= G. A. Maconachie =

British Indian army medical officer

George Archibald Maconachie (7 September 1843 – 26 June 1909) was a British surgeon who worked in the Indian Medical Service, later serving as professor of ophthalmology at the Grant Medical College, Bombay and at Aberdeen University. He was one of the founders of the Bombay Natural History Society.

== Biography ==
Maconachie was born in Towie to James (1824-1887) and Jane Symon (1820-1869) and was educated at the Aberdeen Grammar School, following which he joined Aberdeen University, receiving a MB, CM (1866) and later in 1872 an MD. He joined the Indian Medical Service in 1867 and was posted to Bombay where he saw action during the Abyssinian war at Magdala, with the 3rd Sind Horse, sharing a tent during this period with William Lockhart. He was then posted a professor of ophthalmology at the Grant Medical College in Bombay, serving later as its principal. He was also a member of the Bombay Educational Department and served on several government committees and was a director of the Bombay Mechanics' Institution. In 1883 he was one of the founders of the Bombay Natural History Society. From 1872 to 1895 he was an eye surgeon at the Sir Cowasji Jehangir Ophthalmic Hospital.

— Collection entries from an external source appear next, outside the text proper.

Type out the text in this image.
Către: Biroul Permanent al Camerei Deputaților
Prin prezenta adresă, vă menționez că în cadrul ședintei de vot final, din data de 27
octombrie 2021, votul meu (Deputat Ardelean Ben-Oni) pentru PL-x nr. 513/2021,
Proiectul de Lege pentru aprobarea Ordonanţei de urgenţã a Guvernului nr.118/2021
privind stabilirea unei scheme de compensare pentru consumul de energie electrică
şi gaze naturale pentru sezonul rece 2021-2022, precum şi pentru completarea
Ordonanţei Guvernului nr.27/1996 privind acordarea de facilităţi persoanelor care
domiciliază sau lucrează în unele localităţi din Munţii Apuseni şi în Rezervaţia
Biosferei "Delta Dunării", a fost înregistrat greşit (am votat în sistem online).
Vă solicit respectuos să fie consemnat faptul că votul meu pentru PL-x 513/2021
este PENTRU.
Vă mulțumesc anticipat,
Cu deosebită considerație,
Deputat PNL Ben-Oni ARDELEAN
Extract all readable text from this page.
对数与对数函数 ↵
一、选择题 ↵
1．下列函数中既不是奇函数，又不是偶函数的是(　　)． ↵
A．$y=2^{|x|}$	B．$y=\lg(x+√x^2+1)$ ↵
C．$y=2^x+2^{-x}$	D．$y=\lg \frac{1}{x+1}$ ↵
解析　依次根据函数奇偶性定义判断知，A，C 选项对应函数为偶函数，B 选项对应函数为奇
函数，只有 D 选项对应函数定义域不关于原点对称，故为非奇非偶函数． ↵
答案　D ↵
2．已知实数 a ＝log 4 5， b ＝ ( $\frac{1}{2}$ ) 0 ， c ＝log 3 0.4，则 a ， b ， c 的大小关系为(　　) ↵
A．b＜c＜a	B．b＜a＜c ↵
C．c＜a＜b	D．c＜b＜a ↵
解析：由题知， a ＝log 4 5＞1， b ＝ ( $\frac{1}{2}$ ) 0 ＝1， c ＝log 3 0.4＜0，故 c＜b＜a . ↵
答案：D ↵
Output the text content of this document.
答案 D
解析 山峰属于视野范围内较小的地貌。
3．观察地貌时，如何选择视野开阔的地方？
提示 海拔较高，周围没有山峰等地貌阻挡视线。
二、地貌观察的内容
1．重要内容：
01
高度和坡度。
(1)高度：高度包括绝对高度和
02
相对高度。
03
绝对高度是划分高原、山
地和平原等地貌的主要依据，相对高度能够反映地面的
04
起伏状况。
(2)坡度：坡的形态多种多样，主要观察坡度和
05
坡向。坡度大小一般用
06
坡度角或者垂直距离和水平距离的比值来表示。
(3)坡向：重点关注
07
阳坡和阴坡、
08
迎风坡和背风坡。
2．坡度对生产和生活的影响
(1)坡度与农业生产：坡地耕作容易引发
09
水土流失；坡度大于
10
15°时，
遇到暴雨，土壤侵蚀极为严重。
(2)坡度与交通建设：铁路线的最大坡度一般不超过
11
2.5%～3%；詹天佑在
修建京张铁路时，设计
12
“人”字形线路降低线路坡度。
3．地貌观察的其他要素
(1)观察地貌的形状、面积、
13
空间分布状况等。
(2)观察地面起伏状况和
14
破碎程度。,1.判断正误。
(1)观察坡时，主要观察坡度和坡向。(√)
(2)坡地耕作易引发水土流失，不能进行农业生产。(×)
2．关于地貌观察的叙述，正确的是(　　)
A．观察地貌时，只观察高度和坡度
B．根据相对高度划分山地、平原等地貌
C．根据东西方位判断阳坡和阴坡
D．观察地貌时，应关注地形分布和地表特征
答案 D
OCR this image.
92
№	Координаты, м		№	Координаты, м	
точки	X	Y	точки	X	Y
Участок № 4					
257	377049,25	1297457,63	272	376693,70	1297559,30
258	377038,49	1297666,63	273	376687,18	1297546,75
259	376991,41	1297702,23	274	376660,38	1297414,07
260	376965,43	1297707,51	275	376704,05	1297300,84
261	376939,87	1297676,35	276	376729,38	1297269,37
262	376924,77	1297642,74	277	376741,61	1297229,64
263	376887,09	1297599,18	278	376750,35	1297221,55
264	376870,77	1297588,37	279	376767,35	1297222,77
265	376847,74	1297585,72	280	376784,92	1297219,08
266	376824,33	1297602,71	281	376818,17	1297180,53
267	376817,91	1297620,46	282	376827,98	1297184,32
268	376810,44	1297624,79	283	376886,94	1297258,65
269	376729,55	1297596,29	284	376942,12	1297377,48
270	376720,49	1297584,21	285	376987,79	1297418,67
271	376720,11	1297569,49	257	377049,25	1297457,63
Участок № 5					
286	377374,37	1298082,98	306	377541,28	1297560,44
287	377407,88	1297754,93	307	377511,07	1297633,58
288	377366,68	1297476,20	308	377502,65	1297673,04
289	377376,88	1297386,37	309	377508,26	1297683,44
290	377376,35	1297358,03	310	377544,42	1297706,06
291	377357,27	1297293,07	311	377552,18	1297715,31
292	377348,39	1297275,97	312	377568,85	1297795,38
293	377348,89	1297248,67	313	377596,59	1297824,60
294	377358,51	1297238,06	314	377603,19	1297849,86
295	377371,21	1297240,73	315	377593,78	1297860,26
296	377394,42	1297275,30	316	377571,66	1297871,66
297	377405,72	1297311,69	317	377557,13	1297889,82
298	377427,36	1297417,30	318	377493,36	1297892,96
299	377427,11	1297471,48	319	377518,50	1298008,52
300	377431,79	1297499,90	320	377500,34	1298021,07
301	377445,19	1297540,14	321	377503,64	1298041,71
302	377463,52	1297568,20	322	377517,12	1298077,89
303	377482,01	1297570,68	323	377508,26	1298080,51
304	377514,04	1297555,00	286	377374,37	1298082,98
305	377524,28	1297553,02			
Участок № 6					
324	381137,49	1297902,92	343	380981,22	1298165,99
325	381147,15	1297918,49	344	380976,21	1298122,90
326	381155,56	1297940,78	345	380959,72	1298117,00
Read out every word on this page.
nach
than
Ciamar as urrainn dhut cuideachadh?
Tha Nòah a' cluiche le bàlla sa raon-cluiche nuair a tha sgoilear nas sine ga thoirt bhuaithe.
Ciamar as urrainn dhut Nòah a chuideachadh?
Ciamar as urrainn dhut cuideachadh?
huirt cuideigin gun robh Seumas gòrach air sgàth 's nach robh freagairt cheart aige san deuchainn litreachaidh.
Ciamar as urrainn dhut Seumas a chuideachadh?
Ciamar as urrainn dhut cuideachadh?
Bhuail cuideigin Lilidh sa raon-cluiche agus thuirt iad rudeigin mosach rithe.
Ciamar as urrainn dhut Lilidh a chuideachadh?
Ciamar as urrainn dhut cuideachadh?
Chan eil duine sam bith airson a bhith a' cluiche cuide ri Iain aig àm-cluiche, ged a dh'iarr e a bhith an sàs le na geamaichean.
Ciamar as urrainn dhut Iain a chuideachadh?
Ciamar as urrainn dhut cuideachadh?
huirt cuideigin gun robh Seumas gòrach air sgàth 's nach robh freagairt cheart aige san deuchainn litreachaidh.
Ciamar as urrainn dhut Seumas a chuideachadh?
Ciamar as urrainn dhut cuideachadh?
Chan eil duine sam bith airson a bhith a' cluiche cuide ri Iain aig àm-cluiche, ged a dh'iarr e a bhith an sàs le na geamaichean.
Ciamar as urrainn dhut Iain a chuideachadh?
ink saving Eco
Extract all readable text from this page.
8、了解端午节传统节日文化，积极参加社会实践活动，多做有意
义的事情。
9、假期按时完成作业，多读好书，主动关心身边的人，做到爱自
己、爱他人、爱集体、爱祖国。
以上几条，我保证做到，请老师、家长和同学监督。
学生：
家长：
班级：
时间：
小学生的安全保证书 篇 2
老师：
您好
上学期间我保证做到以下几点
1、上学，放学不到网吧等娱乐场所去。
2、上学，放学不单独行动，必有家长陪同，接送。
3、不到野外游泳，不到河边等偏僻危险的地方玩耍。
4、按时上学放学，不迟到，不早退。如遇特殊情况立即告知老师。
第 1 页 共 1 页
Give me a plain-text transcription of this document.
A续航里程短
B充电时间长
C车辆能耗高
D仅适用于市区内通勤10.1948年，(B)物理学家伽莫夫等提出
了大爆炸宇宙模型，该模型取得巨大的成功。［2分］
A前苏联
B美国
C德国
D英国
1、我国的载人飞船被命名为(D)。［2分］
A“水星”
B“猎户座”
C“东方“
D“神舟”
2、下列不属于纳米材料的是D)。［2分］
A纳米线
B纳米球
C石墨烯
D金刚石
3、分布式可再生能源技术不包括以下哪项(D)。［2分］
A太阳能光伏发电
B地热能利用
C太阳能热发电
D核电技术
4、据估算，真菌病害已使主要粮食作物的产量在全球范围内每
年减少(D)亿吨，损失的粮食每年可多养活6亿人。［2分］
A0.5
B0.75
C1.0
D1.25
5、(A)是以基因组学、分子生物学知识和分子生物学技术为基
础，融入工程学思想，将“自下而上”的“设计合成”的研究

He retired as a Brigade Surgeon in June 1891 and settled at Aberdeen where he became a member of the Aberdeen School Board from 1900 to 1903. He also worked as a lecturer on tropical medicine at Aberdeen University.

Machonachie married Margaret Crombie Edmond (1849-1911) in 1871 at Bombay and they had a daughter Ada Blanche (1872-1918) and a son Gordon William (born 1881) who also joined the Indian Medical service. He is buried in Allenvale Cemetery, Aberdeen.